SAVVA (feeling his face)
Yes, a measly growth; but what conclusions do you draw from that?
LIPA
Fear will come to you yet.
SAVVA
No. If I haven't been frightened so far by watching life, there's nothing else to fear. Life, yes. I embrace the earth with my eyes, the whole of it, the entire little planetoid, and I can find nothing more terrible on it than man and human life. And I am not afraid of man.
LIPA (scarcely listening to him; ecstatically)

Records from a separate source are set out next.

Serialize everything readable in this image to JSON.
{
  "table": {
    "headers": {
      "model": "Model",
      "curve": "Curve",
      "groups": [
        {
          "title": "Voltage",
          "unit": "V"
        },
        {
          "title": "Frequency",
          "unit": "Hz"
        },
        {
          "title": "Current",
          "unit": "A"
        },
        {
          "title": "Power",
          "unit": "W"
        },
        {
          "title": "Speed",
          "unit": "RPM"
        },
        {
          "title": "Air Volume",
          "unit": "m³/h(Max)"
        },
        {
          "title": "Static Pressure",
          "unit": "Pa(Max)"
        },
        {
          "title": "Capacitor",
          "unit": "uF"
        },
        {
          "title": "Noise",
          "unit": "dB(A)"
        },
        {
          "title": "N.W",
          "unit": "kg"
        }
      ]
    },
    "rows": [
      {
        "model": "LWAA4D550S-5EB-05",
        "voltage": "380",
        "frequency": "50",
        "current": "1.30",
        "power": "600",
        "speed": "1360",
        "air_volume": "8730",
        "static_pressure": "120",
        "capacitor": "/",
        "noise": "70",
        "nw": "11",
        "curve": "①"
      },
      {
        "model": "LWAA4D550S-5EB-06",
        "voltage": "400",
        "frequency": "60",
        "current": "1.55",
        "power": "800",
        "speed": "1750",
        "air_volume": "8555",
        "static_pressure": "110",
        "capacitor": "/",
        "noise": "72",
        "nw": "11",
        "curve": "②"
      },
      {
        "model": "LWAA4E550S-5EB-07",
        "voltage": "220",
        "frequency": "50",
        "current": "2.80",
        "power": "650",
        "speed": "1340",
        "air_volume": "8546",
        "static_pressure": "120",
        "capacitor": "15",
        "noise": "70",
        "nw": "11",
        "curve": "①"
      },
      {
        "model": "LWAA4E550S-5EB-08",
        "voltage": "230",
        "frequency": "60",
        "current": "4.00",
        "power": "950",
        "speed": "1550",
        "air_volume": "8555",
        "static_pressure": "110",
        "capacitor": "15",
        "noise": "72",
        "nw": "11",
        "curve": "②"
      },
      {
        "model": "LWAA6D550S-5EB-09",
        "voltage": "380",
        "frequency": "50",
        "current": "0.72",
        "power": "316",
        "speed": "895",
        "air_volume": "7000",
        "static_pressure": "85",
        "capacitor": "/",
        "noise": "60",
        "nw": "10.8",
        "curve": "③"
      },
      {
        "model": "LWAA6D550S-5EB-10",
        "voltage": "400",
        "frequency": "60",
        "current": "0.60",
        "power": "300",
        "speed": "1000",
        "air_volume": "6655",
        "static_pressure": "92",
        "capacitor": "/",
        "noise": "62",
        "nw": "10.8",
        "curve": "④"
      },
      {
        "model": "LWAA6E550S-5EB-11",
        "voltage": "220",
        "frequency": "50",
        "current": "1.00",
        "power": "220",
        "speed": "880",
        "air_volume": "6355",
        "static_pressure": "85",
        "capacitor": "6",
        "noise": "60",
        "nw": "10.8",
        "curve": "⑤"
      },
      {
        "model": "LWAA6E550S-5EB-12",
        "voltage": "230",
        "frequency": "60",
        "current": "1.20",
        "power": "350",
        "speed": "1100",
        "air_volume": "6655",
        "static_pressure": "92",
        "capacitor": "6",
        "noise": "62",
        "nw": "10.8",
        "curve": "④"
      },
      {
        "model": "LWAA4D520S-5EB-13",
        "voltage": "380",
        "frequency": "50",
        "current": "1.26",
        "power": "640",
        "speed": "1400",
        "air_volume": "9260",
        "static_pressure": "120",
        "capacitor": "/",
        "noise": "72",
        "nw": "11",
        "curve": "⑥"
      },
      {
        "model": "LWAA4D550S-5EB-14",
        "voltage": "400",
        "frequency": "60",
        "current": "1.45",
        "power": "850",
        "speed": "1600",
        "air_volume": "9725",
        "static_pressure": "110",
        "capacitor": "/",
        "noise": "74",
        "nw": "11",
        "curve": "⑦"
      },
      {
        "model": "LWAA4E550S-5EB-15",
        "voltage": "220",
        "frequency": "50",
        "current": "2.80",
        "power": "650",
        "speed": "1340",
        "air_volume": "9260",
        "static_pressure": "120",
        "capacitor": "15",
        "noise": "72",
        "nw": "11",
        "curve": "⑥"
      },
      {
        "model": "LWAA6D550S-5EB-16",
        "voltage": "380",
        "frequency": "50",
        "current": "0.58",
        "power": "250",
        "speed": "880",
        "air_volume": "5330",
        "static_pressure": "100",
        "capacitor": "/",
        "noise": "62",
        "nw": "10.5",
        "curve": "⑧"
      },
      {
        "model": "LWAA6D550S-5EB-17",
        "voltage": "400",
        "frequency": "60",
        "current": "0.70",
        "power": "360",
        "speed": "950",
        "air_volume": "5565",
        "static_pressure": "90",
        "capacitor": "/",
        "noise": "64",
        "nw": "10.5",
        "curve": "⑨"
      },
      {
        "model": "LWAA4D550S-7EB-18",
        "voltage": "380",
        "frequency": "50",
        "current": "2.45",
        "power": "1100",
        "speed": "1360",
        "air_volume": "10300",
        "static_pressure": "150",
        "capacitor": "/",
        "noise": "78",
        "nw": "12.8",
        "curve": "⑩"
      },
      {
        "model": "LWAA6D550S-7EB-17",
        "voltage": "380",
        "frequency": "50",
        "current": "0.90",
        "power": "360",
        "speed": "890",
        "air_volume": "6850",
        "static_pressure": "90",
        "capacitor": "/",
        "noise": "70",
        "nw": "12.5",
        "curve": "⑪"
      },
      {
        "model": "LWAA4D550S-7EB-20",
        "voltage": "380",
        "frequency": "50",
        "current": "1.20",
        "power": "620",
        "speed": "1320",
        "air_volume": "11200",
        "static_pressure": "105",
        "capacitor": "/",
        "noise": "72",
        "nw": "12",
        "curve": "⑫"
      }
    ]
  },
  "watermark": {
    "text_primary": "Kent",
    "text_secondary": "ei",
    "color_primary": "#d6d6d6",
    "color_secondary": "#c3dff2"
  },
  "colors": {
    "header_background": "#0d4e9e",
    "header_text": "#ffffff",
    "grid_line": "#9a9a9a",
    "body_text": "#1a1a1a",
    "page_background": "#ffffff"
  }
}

Yes, that's the word. That's it. Savva, dear, I am not afraid of bodily suffering either. Burn me on a slow fire. Cut me to pieces. I won't cry. I'll laugh. I know I will. But there is another thing I am afraid of. I am afraid of people's suffering, of the misery from which they cannot escape. When in the stillness of the night, broken only by the striking of the hours, I think of how much suffering there is all around us—aimless, needless suffering; suffering one doesn't even know of—when I think of that, I am chilled with terror. I go down on my knees and pray. I pray to God, saying to Him: "Oh, Lord, if there has to be a victim, take me, but give the people joy, give them peace, give them forgetfulness. Oh, Lord, all powerful as Thou art—"
SAVVA
Yes.
LIPA
I have read about a man who was eaten by an eagle, and his flesh grew again overnight. If my body could turn into bread and joy for the people, I would consent to live in eternal torture in order to feed the unfortunate. There'll soon be a holiday here in the monastery—
SAVVA
I know.
LIPA
There is an ikon of the Saviour there with the touching inscription:
"Come unto me, all ye that labour and are heavy laden—
SAVVA
And I will give you rest." I know.
LIPA
It is regarded as a wonder-working ikon. Go there on the feast-day. It's like a torrent pouring into the monastery, an ocean rolling toward its walls; and this whole ocean is made up entirely of human tears, of human sorrow and misery. Such monstrosities, such cripples. After witnessing one of those scenes, I walk about as in a dream. There are faces with such a depth of misery in them that one can never forget them as long as one lives. Why, Savva, I was a gay young thing before I saw all that. There is one man who comes here every year—they have nicknamed him King Herod—
SAVVA
He is here already. I've seen him.
LIPA
Have you?
SAVVA
Yes, he has got a tragic face.
LIPA
Long ago, when still a young man, he killed his son by accident, and from that day he keeps coming here. He has an awful face. And all of them are waiting for a miracle.
SAVVA
Yes. There is something worse than inescapable human suffering, however.
LIPA
What?
SAVVA (lightly)
Inescapable human stupidity.
LIPA
I don't know.
SAVVA
I do. Here you see only a small fragment of life, but if you could see and hear all of it—When I first read their newspapers, I laughed and thought it was a joke. I thought they were published in some asylum for the insane. But I found it was no joke. It was really serious, Lipa, really serious. And then my head began to ache with an intolerable pain. (He presses his hand to his forehead)
LIPA
Your head began to ache?
SAVVA
Yes. It's a peculiar pain. You don't know what it is like. Few people know what it is. And the pain continued until I resolved—
LIPA
What?
SAVVA
To annihilate everything.
LIPA
What are you saying?
SAVVA
Yes, yes, everything. All that's old.
LIPA (in amazement)
And man?
SAVVA
Man is to remain, of course. What is in his way is the stupidity that, piling up for thousands of years, has grown into a mountain. The modern sages want to build on this mountain, but that, of course, will lead to nothing but making the mountain still higher. It is the mountain itself that must be removed. It must be levelled to its foundation, down to the bare earth. Do you understand?
LIPA
No, I don't understand you. You talk so strangely.